A new web site, MyFloodRisk.org, gathers and presents information in a way that makes it easier than ever to accurately assess flood risks and costs.
One of the nation’s largest insurance companies developed the site after years of watching people fall victim to outdated and inaccurate flood maps. Therefore, the site analyzes data from many other sources to gain a much more complete understanding of risk.
Assesses Flood Risk for Every Property in U.S.
The site collects relevant flood-related information on every property in the United States and organizes it in a powerful way that makes it easy to visualize your flood risk. Just put in an address and boom. You’re scrolling through screen after screen that shows:
- Your base flood elevation
- Slab elevation
- Proximity to flood zones
- Total FEMA insurance claims in your county
- Total recorded flood events in your county
- FEMA disaster assistance grants in your state to date
- Potential for storm surge (not really a factor in the Lake Houston area, but important in you have a vacation home further south)
- Frequency of tropical storms, and more.
See a few of the screen shots below.
Note, even though I’m more than 13 feet above the base flood elevation, during Harvey, the flood came up to my driveway, where first responders were launching rescue boats!

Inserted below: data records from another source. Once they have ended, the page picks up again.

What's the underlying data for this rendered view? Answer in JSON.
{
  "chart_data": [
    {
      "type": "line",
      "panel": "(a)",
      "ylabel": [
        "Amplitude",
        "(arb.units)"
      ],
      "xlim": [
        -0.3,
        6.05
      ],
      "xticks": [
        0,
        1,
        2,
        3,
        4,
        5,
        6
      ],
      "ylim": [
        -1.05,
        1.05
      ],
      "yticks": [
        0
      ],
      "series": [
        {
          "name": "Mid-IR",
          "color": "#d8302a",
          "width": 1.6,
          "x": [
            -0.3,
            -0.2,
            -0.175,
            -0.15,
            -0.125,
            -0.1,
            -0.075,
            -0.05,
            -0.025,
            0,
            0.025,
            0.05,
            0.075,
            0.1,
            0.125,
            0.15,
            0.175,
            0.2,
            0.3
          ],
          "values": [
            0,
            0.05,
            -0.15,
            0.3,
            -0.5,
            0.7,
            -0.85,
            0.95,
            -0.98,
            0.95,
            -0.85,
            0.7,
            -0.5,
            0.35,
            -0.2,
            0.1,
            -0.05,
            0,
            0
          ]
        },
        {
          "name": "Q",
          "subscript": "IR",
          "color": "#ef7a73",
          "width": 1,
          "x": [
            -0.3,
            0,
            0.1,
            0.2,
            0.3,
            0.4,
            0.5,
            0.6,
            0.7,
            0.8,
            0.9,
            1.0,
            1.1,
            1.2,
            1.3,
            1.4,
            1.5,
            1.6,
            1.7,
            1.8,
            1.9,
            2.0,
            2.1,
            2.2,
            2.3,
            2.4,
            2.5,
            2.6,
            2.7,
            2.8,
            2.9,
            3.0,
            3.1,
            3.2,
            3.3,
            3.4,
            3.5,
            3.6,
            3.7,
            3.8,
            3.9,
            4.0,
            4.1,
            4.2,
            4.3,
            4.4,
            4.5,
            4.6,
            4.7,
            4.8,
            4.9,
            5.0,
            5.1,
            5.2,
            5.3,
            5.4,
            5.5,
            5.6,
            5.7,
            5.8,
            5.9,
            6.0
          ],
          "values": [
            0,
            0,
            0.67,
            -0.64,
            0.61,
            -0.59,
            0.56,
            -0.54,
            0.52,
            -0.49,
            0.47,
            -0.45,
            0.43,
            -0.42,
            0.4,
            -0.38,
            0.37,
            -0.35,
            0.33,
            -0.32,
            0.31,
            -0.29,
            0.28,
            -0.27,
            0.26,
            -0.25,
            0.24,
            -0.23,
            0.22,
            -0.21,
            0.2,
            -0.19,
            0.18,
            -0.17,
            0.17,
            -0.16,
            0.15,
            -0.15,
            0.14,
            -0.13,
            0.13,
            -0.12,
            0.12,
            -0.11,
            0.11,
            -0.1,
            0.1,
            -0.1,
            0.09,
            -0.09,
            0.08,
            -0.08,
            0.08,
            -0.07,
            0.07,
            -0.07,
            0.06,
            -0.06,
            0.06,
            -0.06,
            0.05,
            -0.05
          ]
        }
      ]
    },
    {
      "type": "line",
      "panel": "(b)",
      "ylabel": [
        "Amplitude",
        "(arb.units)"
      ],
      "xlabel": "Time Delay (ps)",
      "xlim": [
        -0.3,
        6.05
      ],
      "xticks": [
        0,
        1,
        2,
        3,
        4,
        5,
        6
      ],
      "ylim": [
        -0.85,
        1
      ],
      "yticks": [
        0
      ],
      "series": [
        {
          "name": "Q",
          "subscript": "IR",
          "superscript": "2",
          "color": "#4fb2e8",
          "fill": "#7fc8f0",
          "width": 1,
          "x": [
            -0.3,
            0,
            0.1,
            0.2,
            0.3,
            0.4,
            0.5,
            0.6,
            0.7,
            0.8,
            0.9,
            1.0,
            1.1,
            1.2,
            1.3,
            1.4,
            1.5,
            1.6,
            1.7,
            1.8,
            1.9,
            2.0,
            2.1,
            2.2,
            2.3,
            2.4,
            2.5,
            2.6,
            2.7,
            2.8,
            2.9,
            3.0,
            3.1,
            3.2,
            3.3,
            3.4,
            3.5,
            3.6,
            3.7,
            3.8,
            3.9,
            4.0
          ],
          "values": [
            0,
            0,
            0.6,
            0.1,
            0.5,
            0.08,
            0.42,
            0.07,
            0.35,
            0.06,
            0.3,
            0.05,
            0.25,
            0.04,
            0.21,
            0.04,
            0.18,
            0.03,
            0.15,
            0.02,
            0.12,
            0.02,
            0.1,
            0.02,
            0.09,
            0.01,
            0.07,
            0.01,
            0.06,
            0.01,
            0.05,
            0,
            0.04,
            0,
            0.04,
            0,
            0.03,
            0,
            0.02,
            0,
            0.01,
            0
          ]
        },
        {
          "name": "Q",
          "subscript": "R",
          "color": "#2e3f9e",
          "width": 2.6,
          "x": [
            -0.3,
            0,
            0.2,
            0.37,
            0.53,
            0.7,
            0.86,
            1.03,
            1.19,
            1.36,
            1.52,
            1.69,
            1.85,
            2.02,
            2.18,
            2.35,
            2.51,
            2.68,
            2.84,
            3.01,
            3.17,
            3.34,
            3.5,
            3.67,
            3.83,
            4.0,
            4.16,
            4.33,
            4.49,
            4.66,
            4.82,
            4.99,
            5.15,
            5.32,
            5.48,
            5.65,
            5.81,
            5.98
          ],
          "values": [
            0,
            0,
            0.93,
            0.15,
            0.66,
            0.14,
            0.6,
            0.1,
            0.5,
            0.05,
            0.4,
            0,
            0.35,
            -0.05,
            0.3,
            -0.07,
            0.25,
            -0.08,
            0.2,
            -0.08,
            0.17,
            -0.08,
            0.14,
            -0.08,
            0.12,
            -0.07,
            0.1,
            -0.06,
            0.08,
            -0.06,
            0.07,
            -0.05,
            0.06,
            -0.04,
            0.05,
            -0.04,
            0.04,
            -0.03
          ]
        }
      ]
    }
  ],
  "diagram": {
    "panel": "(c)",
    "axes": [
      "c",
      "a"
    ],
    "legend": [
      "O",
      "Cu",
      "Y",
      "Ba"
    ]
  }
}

Flood Damage Calculator Estimates Cost Per Inch of Floodwater
Not only is there a flood RISK calculator. The site also contains a flood LOSS calculator. For the latter, you plug in the value of your home and its contents. Then you set the flood height – from one inch to 48″. It calculates how much you could typically expect to lose with a flood of that height.
The scary thing is how much you could lose even you get just an inch of water in your home! Play with it. You will see what I mean.
Free Service, No Purchase Necessary
The web site is affiliated with an insurance company, National Flood Insurance, LLC, which is licensed in all 50 states. I’m sure they will be happy to provide you with a flood insurance quote if you want one, but it’s not necessary to get a quote or talk to an agent to use this free risk and damage assessment service.
Professional Version Available
The site’s manager, Jennifer Scherff, says, “We have a professional version of the website as well that we offer to realtors and lenders. This version is free as well. For professionals we offer liability waivers on our flood risk reports, to bring awareness of true flood risk to the groups of people who are selling homes to unknowing individuals, especially in states where flood disclosure laws do not exist.
“At the end of our wizard tool where you are given a final flood risk score we have a new section that allows the user to answer a few questions and recieve a flood insurance indication quote in seconds. These quotes are the most accurate you’ll find,” claims Scherff.
Without recommending this, or any other broker/agent, I would just say this. If you live in the Lake Houston Area, you should have flood insurance. As we saw last year, river flooding is not the only threat. With the high intensity rains we get here, street flooding is a constant threat, too.
Delivers “The Right Five”
In the information technology business, they have a maxim called “The Right Five.” Success is all about presenting the Right Information to the Right People in the Right Format at the Right Time in the Right Place. This web site scores a check mark on all five.
Re: the Right Time, hurricane season starts June 1. Remember, it takes 30 days for flood insurance to go into effect. So if you think you MIGHT want it, the time to start thinking about it is NOW.
You could find all the information they present by yourself if you were willing to crawl the web for hours. They aggregate everything in seconds and present it in an easy-to-understand, graphically appealing format.
The site also contains tips on flood mitigation, flood restoration, a blog, a reference library and a link to get a quote.
Once again, the site is MyFloodRisk.org. I plan to list it on my links page and refer to it often.